Most of our books are oriented toward social change, though we don’t define ourselves according to a single political category. We don’t believe there’s a dichotomy between literature and politics, and we believe all art has political overtones.
We believe that literature contains powerful symbols capable of transforming reality. We see promise in the fusion of old and new cultures, recognizing social, political, and personal change as essential to rescue us from worldwide exploitation and alienation. We believe not only that the personal is political, but the political is personal—that progressive art must be brought to individual awareness. We believe that all people should be able to develop their own cultures in freedom, with tolerance for others and consideration of the natural world around them.
Since its founding in 1975, West End Press has published progressive, working class, and regional poetry, drama and fiction, with a concentration on women and multicultural U.S. writers.
A Brief History
We have been in business for 30 years and have published 112 titles. We have published, and are guided in part by the examples of authors such as Meridel Le Sueur, Pablo Neruda, Thomas McGrath, Sharon Doubiago, Cherrie Moraga, Luci Tapahonso, Laura Tohe, and Joseph Bruchac. Others who have inspired and helped us along the way include Adrienne Rich, Joy Harjo, Lorna Dee Cervantes, Linda Hogan, and Carolyn Forche.

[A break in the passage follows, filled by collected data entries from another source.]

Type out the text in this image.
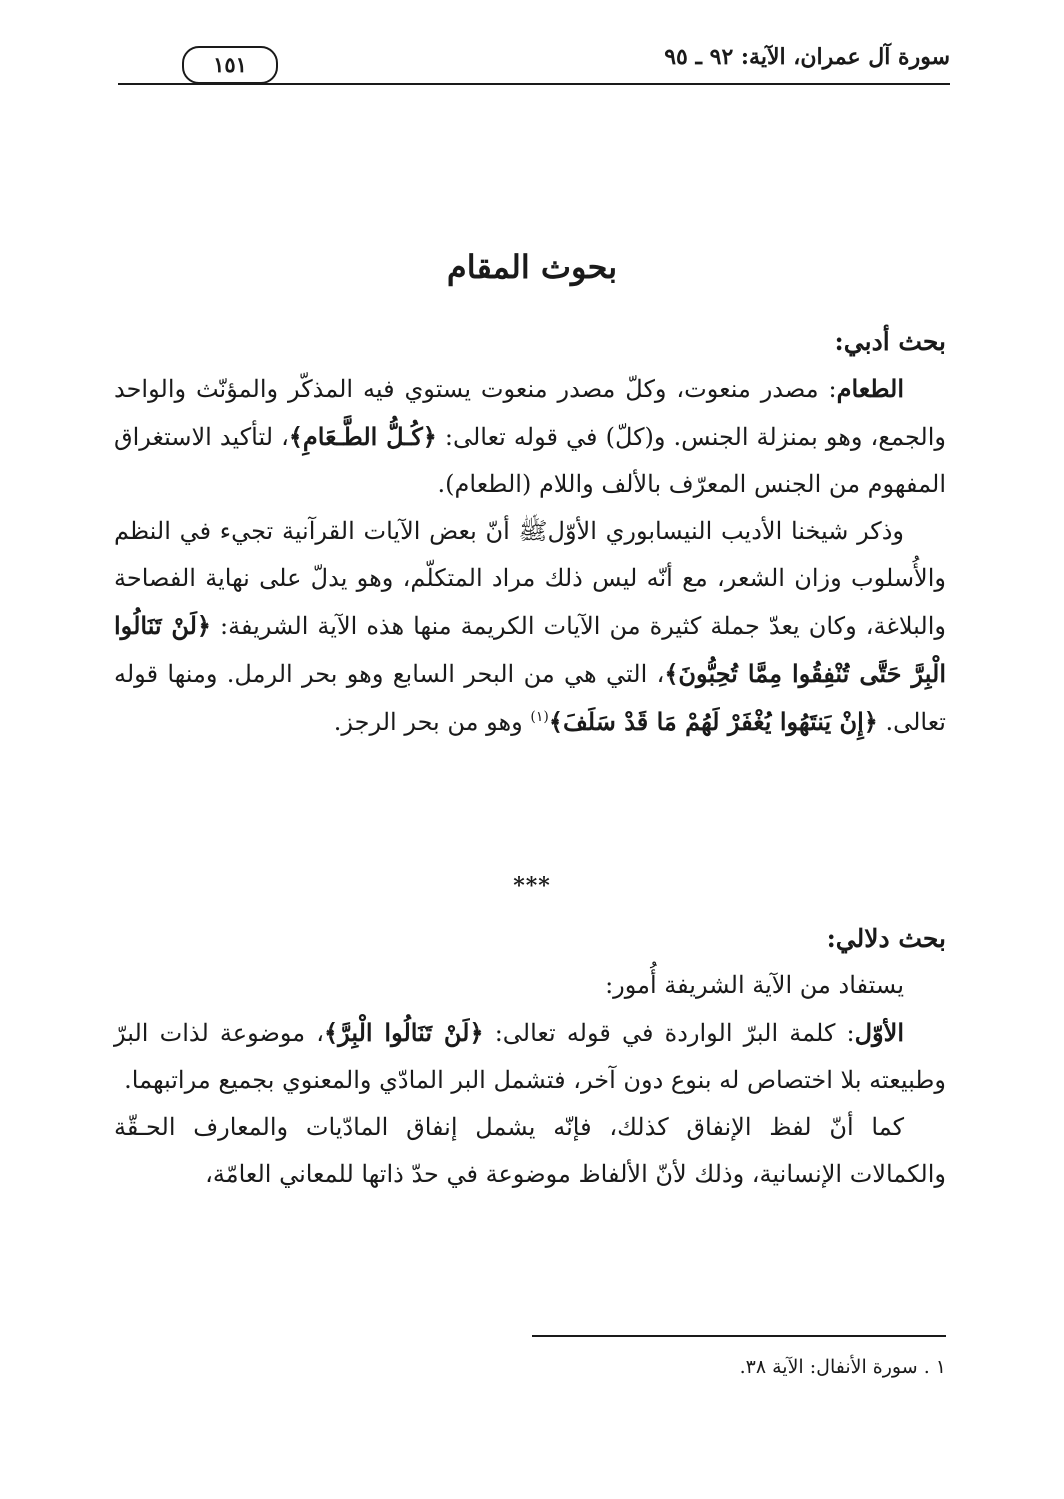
سورة آل عمران، الآية: ٩٢ ـ ٩٥
١٥١
بحوث المقام

بحث أدبي:

الطعام: مصدر منعوت، وكلّ مصدر منعوت يستوي فيه المذكّر والمؤنّث والواحد والجمع، وهو بمنزلة الجنس. و(كلّ) في قوله تعالى: ﴿كُـلُّ الطَّـعَامِ﴾، لتأكيد الاستغراق المفهوم من الجنس المعرّف بالألف واللام (الطعام).

وذكر شيخنا الأديب النيسابوري الأوّلﷺ أنّ بعض الآيات القرآنية تجيء في النظم والأُسلوب وزان الشعر، مع أنّه ليس ذلك مراد المتكلّم، وهو يدلّ على نهاية الفصاحة والبلاغة، وكان يعدّ جملة كثيرة من الآيات الكريمة منها هذه الآية الشريفة: ﴿لَنْ تَنَالُوا الْبِرَّ حَتَّى تُنْفِقُوا مِمَّا تُحِبُّونَ﴾، التي هي من البحر السابع وهو بحر الرمل. ومنها قوله تعالى. ﴿إِنْ يَنتَهُوا يُغْفَرْ لَهُمْ مَا قَدْ سَلَفَ﴾$^{(١)}$ وهو من بحر الرجز.

***

بحث دلالي:

يستفاد من الآية الشريفة أُمور:

الأوّل: كلمة البرّ الواردة في قوله تعالى: ﴿لَنْ تَنَالُوا الْبِرَّ﴾، موضوعة لذات البرّ وطبيعته بلا اختصاص له بنوع دون آخر، فتشمل البر المادّي والمعنوي بجميع مراتبهما.

كما أنّ لفظ الإنفاق كذلك، فإنّه يشمل إنفاق المادّيات والمعارف الحـقّة والكمالات الإنسانية، وذلك لأنّ الألفاظ موضوعة في حدّ ذاتها للمعاني العامّة،

١ . سورة الأنفال: الآية ٣٨.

We have made a special effort to publish first-time writers and collections of work from selected communities. More than one-third of our writers are first-book authors. We have published collected works by single authors including Olga Cabral and Paula Gunn Allen, and anthologies of writings from Nicaragua, Los Angeles, Boston, and steel workers in Pittsburgh, Pennsylvania.
We look forward to publishing relevant writing for the new century, writing that will capture the rhythm and substance of people’s art, music and culture and reflect the growth of an international culture. In an era when American interests seem to be narrowing, we wish to present an alternative vision of possibility and creativity for the future. We invite you to join us in that effort as writers, teachers, public intellectuals, and participating audience.

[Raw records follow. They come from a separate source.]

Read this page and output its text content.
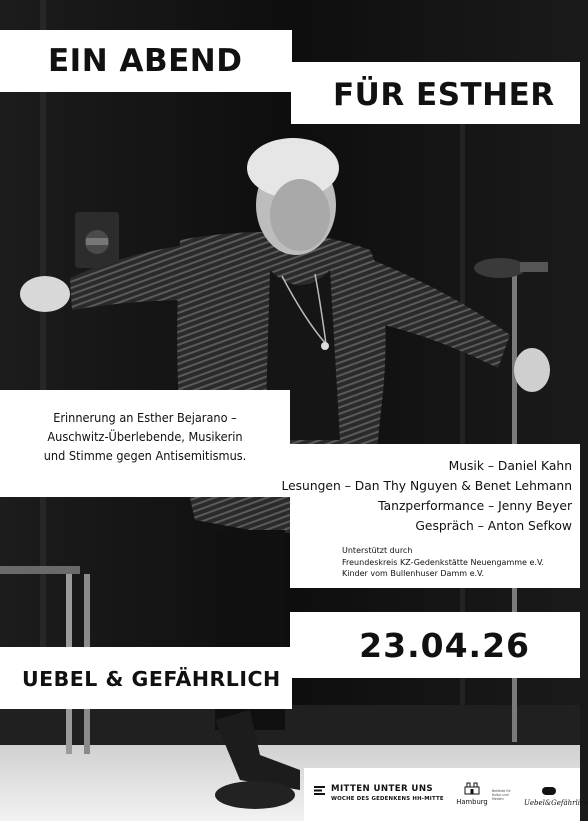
EIN ABEND
FÜR ESTHER
Erinnerung an Esther Bejarano –
Auschwitz-Überlebende, Musikerin
und Stimme gegen Antisemitismus.
Musik – Daniel Kahn
Lesungen – Dan Thy Nguyen & Benet Lehmann
Tanzperformance – Jenny Beyer
Gespräch – Anton Sefkow
Unterstützt durch
Freundeskreis KZ-Gedenkstätte Neuengamme e.V.
Kinder vom Bullenhuser Damm e.V.
23.04.26
UEBEL & GEFÄHRLICH
MITTEN UNTER UNS
WOCHE DES GEDENKENS HH-MITTE	Hamburg
Behörde für Kultur und Medien	Uebel&Gefährlich
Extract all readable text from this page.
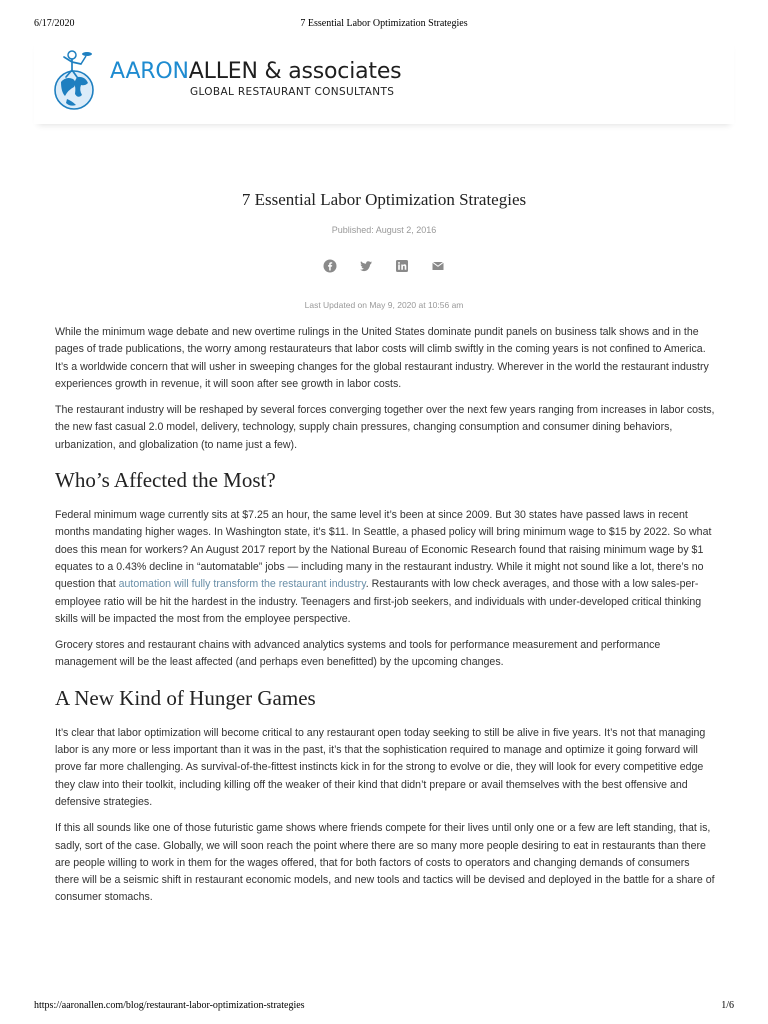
6/17/2020	7 Essential Labor Optimization Strategies
AARONALLEN & associates
GLOBAL RESTAURANT CONSULTANTS
7 Essential Labor Optimization Strategies
Published: August 2, 2016

Last Updated on May 9, 2020 at 10:56 am

While the minimum wage debate and new overtime rulings in the United States dominate pundit panels on business talk shows and in the pages of trade publications, the worry among restaurateurs that labor costs will climb swiftly in the coming years is not confined to America. It’s a worldwide concern that will usher in sweeping changes for the global restaurant industry. Wherever in the world the restaurant industry experiences growth in revenue, it will soon after see growth in labor costs.

The restaurant industry will be reshaped by several forces converging together over the next few years ranging from increases in labor costs, the new fast casual 2.0 model, delivery, technology, supply chain pressures, changing consumption and consumer dining behaviors, urbanization, and globalization (to name just a few).

Who’s Affected the Most?

Federal minimum wage currently sits at $7.25 an hour, the same level it’s been at since 2009. But 30 states have passed laws in recent months mandating higher wages. In Washington state, it’s $11. In Seattle, a phased policy will bring minimum wage to $15 by 2022. So what does this mean for workers? An August 2017 report by the National Bureau of Economic Research found that raising minimum wage by $1 equates to a 0.43% decline in “automatable” jobs — including many in the restaurant industry. While it might not sound like a lot, there’s no question that automation will fully transform the restaurant industry. Restaurants with low check averages, and those with a low sales-per-employee ratio will be hit the hardest in the industry. Teenagers and first-job seekers, and individuals with under-developed critical thinking skills will be impacted the most from the employee perspective.

Grocery stores and restaurant chains with advanced analytics systems and tools for performance measurement and performance management will be the least affected (and perhaps even benefitted) by the upcoming changes.

A New Kind of Hunger Games

It’s clear that labor optimization will become critical to any restaurant open today seeking to still be alive in five years. It’s not that managing labor is any more or less important than it was in the past, it’s that the sophistication required to manage and optimize it going forward will prove far more challenging. As survival-of-the-fittest instincts kick in for the strong to evolve or die, they will look for every competitive edge they claw into their toolkit, including killing off the weaker of their kind that didn’t prepare or avail themselves with the best offensive and defensive strategies.

If this all sounds like one of those futuristic game shows where friends compete for their lives until only one or a few are left standing, that is, sadly, sort of the case. Globally, we will soon reach the point where there are so many more people desiring to eat in restaurants than there are people willing to work in them for the wages offered, that for both factors of costs to operators and changing demands of consumers there will be a seismic shift in restaurant economic models, and new tools and tactics will be devised and deployed in the battle for a share of consumer stomachs.

https://aaronallen.com/blog/restaurant-labor-optimization-strategies	1/6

In the future we hope to represent a more global culture, and acknowledge indigenous music and art as well. We hope to recognize artists from Caribbean, Arabic, African and Asian cultures. We will work with other publishers to reach a broader audience by electronic means and through grassroots organizations for social change. We aim for the production of books, the electronic reproduction of art and music, an arts newsletter, and an archival department including the republication of otherwise unavailable works.

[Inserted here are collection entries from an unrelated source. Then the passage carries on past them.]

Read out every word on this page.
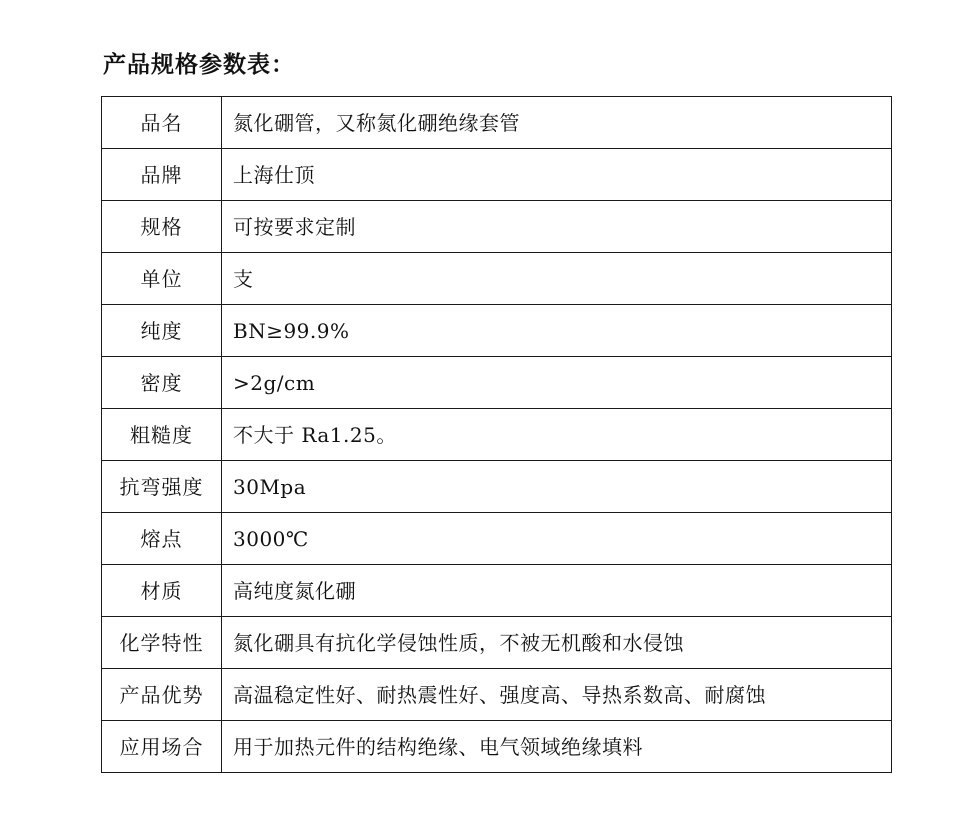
产品规格参数表：
品名	氮化硼管，又称氮化硼绝缘套管
品牌	上海仕顶
规格	可按要求定制
单位	支
纯度	BN≥99.9%
密度	>2g/cm
粗糙度	不大于 Ra1.25。
抗弯强度	30Mpa
熔点	3000℃
材质	高纯度氮化硼
化学特性	氮化硼具有抗化学侵蚀性质，不被无机酸和水侵蚀
产品优势	高温稳定性好、耐热震性好、强度高、导热系数高、耐腐蚀
应用场合	用于加热元件的结构绝缘、电气领域绝缘填料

The West End Bar, located on Broadway across the street from Columbia University, was the origin site of West End Magazine (1971). The name was carried over to West End Press, founded in 1976.
John Crawford, editor and publisher of both the magazine and the press, frequented the bar while completing graduate studies at Columbia—along with a variety of philosophers, poets, raconteurs and friends.
The bar has survived several changes of ownership and, Crawford reports, retains many of the old seats and tables upon which ideas were debated and poems shouted back and forth over the years.